Чувствительная девушка проводила его сочувственным взглядом и даже метнула взгляд укоризны на лежавшую с закрытыми глазами больную графиню Надежду Корнильевну.
На другой день вечером Федор Осипович снова заехал к графине Вельской.
– Как здоровье графини? – спросил он у отворившего ему дверь лакея.
– Их сиятельство сегодня встали и чувствуют себя, как кажется, лучше.
– Доложи, что приехал доктор. Не пожелает ли графиня меня принять?
– Слушаюсь-с, – сказал лакей и удалился, оставив доктора Неволина в зале.
Мы уже говорили, что Федор Осипович был почему-то твердо уверен, что безумная любовь, питаемая им к подруге своего детства и разделяемая ею не только в прошлом, но и в настоящем, должна увенчаться браком.
Смерть графа Вельского, о которой он узнал тоже из газет даже ранее Надежды Корнильевны, нисколько не поразила его.
Эта смерть – так сложилось его внутреннее убеждение – была неизбежна, она устраняла последнее препятствие к соединению любящих сердец.

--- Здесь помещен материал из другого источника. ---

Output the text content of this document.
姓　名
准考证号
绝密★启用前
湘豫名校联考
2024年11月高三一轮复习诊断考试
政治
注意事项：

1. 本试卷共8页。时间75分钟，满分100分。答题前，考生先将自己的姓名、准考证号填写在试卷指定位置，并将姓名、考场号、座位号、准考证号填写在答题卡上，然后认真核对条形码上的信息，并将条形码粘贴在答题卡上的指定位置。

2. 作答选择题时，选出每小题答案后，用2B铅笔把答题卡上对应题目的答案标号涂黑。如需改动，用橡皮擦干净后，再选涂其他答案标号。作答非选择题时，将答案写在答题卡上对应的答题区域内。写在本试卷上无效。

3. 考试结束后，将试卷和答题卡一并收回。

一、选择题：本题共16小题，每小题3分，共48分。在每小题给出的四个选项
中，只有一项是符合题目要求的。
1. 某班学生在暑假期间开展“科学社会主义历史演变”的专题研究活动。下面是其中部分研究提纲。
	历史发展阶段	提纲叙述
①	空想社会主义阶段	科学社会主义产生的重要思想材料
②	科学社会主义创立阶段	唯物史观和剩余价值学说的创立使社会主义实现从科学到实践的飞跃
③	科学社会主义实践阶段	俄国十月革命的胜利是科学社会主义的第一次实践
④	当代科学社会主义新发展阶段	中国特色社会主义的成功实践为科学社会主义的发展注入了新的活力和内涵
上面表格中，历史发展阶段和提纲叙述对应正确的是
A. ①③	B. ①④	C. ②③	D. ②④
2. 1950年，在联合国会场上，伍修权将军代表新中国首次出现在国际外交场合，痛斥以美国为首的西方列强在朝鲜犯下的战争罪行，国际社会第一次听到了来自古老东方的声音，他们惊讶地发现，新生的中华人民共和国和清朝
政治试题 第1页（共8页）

Как-то особенно сладко было ощущать Неволину висевший у него на груди медальон графини Вельской.
Он, как сумасшедший, стремглав помчался на призыв Наташи к почувствовавшей себя дурно графине Надежде Корнильевне и вдруг…
Холодное, почти тоном упрека сказанное вчера молодой женщиной «зачем» леденило мозг Федора Осиповича.
«Ужели она теперь не примет меня, – неслось в его голове, в ожидании возвращения лакея, – меня, который любит ее всем сердцем, жизнь которого не полна без нее, и для которой я готов ежеминутно пожертвовать этой жизнью?»
Федору Осиповичу казалось, что лакей не возвращался целую вечность.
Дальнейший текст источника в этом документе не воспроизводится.